Andhra Pradesh generates 9,212 mw of power, which includes 2,953 mw thermal, 3,123 mw hydel, 1,500 mw from the Central share and 1,360 mw by private power projects. The balance comes from small and mini plants and non-conventional sources. As against this, the average consumption is just over 6,000 mw. In spite of the huge distribution losses and theft, the state is already marginally surplus in power. The second unit of the Simhadri power plant will add 500 mw by July-August this year. Units IV, V and VI of the Srisailam power plant will be commissioned in phases by March 2003, adding another 450 mw. Besides, projects worth Rs 6,000 crore are underway in both the public and private sectors.
P.M.K. Gandhi, Director, APTransco
According to P.M.K. Gandhi, Director, Transmission Corporation of Andhra Pradesh Ltd (APTransco), the state sells to Karnataka power at Rs 2.50 per unit, which is a very low price. APTransco's per unit cost is Rs 1.81 and with 8.5 per cent being allowed as transmission loss, the cost would work out to Rs 2 per unit, leaving a profit margin of 50 paise per unit. In May, APTransco sold 15 million units to Karnataka, though that state initially wanted 100 mw.
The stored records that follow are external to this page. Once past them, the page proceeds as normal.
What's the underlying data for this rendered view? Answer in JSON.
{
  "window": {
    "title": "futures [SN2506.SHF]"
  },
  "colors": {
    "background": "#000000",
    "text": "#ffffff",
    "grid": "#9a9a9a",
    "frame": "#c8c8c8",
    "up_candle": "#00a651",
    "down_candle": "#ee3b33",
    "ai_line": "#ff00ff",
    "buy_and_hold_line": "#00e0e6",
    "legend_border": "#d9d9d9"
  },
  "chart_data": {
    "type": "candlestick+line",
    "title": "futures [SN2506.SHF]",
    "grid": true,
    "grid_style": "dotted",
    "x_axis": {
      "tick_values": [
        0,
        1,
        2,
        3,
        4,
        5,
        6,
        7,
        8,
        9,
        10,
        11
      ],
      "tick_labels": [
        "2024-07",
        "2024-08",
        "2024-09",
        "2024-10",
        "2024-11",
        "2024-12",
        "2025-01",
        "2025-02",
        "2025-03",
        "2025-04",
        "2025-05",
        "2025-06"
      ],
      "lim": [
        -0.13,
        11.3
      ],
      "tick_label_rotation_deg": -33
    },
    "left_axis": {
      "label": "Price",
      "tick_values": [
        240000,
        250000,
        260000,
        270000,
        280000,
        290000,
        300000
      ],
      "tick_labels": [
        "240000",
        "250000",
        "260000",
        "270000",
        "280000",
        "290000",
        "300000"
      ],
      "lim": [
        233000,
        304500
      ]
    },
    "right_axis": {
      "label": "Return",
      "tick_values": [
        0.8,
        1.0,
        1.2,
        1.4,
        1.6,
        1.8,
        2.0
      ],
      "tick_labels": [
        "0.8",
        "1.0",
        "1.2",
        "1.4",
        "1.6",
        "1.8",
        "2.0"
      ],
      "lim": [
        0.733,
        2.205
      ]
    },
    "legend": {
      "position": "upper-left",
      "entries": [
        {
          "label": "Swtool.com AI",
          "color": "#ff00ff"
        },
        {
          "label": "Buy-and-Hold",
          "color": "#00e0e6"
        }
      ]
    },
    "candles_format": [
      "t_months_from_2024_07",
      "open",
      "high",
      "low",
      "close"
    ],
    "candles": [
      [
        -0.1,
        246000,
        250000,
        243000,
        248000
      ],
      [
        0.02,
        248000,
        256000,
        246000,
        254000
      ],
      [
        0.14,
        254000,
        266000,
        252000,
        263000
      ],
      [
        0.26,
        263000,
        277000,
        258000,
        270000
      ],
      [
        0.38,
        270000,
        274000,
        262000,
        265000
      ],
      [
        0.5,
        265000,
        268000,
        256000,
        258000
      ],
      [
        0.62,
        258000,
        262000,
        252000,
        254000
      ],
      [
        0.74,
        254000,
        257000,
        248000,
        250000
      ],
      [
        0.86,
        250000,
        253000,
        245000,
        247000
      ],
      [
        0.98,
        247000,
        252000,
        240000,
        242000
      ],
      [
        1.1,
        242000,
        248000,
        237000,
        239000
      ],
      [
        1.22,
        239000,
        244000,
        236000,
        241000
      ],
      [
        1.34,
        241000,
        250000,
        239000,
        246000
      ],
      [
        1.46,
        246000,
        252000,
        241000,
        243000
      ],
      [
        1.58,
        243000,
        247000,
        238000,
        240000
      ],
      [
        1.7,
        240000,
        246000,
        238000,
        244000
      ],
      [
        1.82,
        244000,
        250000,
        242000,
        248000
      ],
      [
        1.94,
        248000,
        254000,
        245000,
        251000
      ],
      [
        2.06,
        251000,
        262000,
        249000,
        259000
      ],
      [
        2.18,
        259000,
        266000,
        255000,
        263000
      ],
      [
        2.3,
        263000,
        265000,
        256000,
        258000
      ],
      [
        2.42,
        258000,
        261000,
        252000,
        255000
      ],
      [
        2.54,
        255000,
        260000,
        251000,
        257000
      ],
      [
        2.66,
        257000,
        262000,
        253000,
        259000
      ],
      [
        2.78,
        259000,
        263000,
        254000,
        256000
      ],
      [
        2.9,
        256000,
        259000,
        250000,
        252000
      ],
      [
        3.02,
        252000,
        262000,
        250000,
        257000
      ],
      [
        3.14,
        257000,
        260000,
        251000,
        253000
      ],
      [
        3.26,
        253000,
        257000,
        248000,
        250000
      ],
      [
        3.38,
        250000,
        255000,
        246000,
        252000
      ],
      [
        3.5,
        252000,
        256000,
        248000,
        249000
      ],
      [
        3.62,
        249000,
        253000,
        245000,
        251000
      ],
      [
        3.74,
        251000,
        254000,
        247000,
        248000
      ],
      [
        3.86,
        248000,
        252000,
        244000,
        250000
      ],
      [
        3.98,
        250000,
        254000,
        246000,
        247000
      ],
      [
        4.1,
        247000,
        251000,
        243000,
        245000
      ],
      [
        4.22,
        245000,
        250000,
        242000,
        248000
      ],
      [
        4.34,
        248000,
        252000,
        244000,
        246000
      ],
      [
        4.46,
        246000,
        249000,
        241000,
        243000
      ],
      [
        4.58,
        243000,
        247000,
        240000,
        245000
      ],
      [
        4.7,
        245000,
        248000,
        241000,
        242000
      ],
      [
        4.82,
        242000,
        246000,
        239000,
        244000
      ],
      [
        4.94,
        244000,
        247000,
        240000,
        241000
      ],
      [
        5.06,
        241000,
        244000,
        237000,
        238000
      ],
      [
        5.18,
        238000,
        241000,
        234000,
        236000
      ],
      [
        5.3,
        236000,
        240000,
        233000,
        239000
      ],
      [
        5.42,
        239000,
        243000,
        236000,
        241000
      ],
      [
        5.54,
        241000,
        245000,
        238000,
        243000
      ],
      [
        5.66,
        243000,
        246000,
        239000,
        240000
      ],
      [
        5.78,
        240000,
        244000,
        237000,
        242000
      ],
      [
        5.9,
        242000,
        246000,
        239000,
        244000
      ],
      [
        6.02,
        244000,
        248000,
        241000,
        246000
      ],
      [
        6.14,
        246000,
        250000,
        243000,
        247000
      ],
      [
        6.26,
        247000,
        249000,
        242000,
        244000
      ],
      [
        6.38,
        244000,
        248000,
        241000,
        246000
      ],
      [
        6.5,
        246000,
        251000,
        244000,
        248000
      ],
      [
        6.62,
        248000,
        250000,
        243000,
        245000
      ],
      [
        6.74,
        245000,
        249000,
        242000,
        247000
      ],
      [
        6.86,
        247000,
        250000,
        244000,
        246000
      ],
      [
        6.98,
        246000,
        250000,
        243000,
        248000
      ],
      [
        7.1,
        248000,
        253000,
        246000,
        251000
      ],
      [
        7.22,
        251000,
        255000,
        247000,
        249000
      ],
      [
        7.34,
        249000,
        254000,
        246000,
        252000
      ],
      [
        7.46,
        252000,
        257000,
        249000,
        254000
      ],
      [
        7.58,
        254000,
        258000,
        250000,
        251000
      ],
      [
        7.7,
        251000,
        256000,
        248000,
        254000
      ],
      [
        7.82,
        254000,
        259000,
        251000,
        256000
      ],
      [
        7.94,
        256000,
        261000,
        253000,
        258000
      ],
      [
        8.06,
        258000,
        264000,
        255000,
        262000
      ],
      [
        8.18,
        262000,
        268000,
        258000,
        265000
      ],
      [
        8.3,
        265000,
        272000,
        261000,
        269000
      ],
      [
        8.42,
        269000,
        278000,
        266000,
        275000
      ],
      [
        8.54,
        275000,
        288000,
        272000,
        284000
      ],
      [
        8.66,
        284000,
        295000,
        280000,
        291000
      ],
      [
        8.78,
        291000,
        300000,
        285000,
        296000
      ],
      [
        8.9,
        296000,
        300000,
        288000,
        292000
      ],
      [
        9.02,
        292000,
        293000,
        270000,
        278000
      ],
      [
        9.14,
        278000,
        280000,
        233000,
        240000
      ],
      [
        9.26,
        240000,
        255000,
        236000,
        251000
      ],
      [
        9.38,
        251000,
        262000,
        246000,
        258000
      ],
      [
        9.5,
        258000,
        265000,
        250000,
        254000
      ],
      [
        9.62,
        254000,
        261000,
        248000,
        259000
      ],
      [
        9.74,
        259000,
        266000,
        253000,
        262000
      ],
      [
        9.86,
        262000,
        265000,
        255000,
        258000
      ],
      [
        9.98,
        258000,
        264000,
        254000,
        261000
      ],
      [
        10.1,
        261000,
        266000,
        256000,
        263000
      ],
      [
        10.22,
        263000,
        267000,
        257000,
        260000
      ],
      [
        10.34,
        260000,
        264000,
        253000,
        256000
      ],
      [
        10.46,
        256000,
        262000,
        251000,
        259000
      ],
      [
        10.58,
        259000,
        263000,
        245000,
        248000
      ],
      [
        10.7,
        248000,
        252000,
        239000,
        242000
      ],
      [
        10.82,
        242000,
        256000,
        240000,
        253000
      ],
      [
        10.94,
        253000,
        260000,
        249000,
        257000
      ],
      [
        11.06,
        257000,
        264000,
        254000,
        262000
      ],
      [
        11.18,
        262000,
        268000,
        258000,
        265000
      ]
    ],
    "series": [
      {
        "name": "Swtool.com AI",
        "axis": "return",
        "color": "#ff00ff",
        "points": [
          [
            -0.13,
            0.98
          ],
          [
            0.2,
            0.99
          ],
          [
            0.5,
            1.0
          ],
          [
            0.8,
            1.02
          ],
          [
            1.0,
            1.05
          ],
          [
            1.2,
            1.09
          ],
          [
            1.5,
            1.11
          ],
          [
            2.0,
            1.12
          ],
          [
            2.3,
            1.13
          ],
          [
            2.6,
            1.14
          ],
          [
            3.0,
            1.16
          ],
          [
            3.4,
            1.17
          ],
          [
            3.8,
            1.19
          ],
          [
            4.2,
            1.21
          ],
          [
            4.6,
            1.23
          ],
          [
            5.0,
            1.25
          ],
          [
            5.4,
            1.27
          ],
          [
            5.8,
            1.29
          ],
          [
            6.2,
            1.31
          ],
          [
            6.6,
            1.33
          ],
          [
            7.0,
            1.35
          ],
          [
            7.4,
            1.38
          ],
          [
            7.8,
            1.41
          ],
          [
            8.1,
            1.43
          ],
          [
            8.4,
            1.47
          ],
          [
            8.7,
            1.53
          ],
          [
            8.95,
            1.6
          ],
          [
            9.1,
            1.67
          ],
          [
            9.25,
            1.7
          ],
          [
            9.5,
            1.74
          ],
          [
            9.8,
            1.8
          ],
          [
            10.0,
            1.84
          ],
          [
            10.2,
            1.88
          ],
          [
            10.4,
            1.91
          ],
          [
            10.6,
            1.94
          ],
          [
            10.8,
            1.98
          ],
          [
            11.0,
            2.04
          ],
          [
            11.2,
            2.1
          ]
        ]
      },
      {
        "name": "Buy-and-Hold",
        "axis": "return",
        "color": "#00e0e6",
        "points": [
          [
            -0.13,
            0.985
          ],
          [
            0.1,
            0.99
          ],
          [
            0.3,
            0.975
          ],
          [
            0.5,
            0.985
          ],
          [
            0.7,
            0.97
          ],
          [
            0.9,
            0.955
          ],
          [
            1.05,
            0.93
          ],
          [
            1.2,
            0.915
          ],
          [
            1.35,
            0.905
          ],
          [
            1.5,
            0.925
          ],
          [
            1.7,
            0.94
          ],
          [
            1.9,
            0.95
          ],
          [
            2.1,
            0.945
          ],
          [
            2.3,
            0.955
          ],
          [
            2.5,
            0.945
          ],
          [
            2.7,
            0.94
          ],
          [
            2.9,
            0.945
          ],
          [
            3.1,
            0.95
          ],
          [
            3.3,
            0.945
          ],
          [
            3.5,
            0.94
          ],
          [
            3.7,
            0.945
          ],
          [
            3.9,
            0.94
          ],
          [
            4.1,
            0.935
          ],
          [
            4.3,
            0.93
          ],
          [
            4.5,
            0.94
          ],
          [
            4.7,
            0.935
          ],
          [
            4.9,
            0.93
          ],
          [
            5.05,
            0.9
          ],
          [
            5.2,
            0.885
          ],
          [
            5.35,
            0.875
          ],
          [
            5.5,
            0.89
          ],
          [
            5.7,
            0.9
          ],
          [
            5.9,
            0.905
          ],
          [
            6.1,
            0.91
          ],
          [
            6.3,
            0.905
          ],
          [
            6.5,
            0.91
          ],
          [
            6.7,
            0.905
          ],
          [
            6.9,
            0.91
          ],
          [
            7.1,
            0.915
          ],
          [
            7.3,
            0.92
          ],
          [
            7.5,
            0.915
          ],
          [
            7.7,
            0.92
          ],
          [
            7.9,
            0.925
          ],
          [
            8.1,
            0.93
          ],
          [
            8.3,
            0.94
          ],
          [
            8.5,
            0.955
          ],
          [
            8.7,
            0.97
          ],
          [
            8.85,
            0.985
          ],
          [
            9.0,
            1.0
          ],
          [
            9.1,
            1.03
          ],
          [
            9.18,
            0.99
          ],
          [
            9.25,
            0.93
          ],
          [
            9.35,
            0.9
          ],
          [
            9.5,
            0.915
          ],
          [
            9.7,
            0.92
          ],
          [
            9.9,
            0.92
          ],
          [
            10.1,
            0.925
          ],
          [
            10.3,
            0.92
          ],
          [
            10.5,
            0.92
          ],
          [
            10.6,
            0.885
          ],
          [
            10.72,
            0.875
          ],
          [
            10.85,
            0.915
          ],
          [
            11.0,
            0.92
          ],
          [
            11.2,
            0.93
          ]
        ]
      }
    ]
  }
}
The supply was stopped, perhaps due to improved availability of power in that state.
Tamil Nadu has now approached APTransco for 100 mw, but it will be given only half of its requirements in view of the acute summer conditions prevailing in Andhra Pradesh and also the breakdown of the first unit (500mw) of the Simhadri power plant. The plant was not working to its full capacity since its commissioning in the last week of February. AP Transco is contemplating to give Tamil Nadu the total requirement of 100 mw as and when the Simhadri unit stabilises its output. The supply to Tamil Nadu initially would be made for three months and later it would be extended to the whole year.